A recent drop in Brent crude oil futures prices may encourage China to take more barrels of Russian Urals and African grades, traders said on Friday. Traders said China's Unipec has bought 2 million barrels of April loading Russian Urals. The purchase might have been a part of a term contract with a Russian trader, but details were not available. "Brent prices have eased, so China may take more Urals and West African barrels," a Tokyo-based trader said. China is a major lifter of such grades in Asia.
Prompt Brent crude oil for May delivery settled on Thursday at $53.93 a barrel, about 4 percent lower than the record high of $56.15 struck on March 17.
Brent premium over Middle East benchmark Dubai crude, or Brent/Dubai Exchange for Swaps (EFS), was notionally assessed at $6.70/$6.80 a barrel for May, steady from Thursday.
But the numbers were much narrower than around $7.50 earlier this week.
Lower Brent prices and narrower EFS numbers make Atlantic Basin crude, including Urals and West African, more affordable to Asian buyers as such grades are priced off Brent.
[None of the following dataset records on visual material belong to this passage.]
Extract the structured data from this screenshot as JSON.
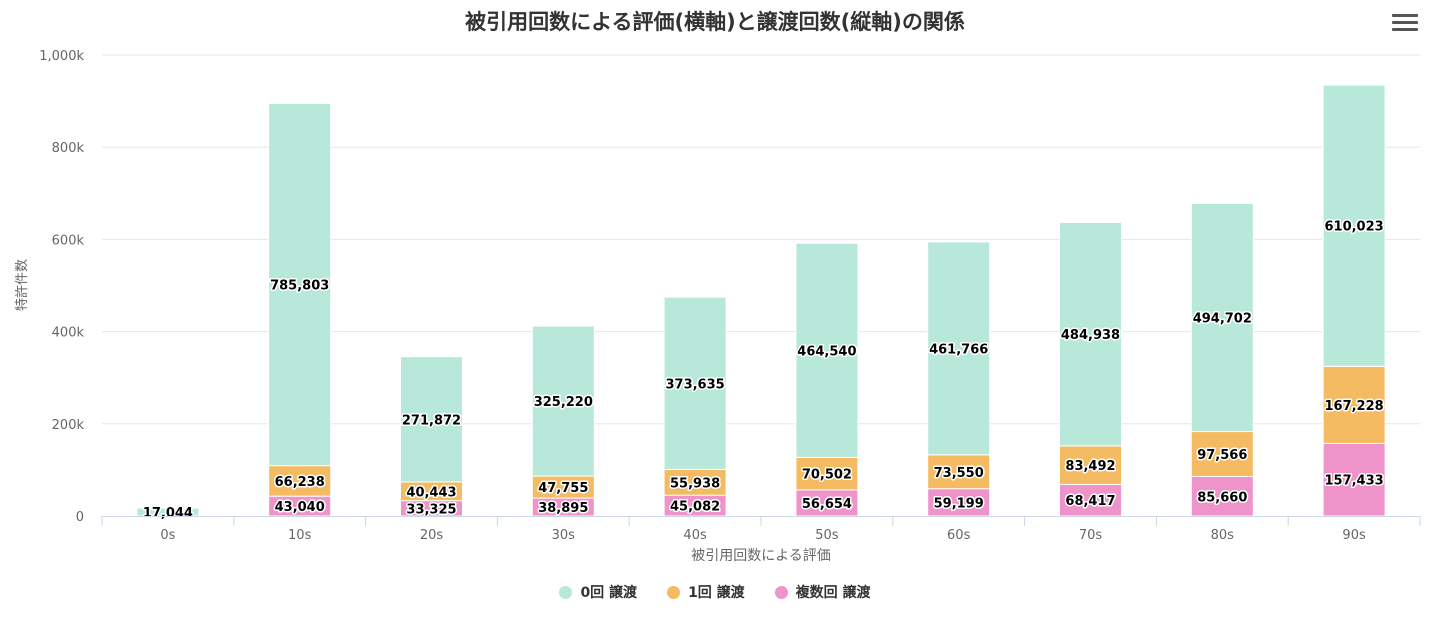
{
  "chart_data": {
    "type": "bar",
    "stacked": true,
    "title": "被引用回数による評価(横軸)と譲渡回数(縦軸)の関係",
    "xlabel": "被引用回数による評価",
    "ylabel": "特許件数",
    "categories": [
      "0s",
      "10s",
      "20s",
      "30s",
      "40s",
      "50s",
      "60s",
      "70s",
      "80s",
      "90s"
    ],
    "ylim": [
      0,
      1000000
    ],
    "yticks": [
      0,
      200000,
      400000,
      600000,
      800000,
      1000000
    ],
    "ytick_labels": [
      "0",
      "200k",
      "400k",
      "600k",
      "800k",
      "1,000k"
    ],
    "grid": true,
    "legend_position": "bottom-center",
    "series": [
      {
        "name": "0回 譲渡",
        "color": "#b8e8da",
        "values": [
          17044,
          785803,
          271872,
          325220,
          373635,
          464540,
          461766,
          484938,
          494702,
          610023
        ],
        "labels": [
          "17,044",
          "785,803",
          "271,872",
          "325,220",
          "373,635",
          "464,540",
          "461,766",
          "484,938",
          "494,702",
          "610,023"
        ]
      },
      {
        "name": "1回 譲渡",
        "color": "#f5bb63",
        "values": [
          0,
          66238,
          40443,
          47755,
          55938,
          70502,
          73550,
          83492,
          97566,
          167228
        ],
        "labels": [
          "",
          "66,238",
          "40,443",
          "47,755",
          "55,938",
          "70,502",
          "73,550",
          "83,492",
          "97,566",
          "167,228"
        ]
      },
      {
        "name": "複数回 譲渡",
        "color": "#ef93cb",
        "values": [
          0,
          43040,
          33325,
          38895,
          45082,
          56654,
          59199,
          68417,
          85660,
          157433
        ],
        "labels": [
          "",
          "43,040",
          "33,325",
          "38,895",
          "45,082",
          "56,654",
          "59,199",
          "68,417",
          "85,660",
          "157,433"
        ]
      }
    ]
  },
  "menu": {
    "icon": "hamburger-menu-icon"
  }
}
On the Middle East market, a Japanese trader sold a May-lifting cargo of Murban to a Japanese refiner at a premium of 80 cents a barrel to its official selling price (OSP) set by the Abu Dhabi National Oil Co (ADNOC), the price level was lower than the previous deals done at around $1 a barrel.
Traders also said May-lifting and June-lifting Murban barrels were sold to Thailand at premiums of 70 cents and 60 cents, respectively.
Both deals were for smaller lots. May lifting Oman was assessed steady at a premium of 15/20 cents to its OSP set by the Ministry of Oil and Gas (MOG).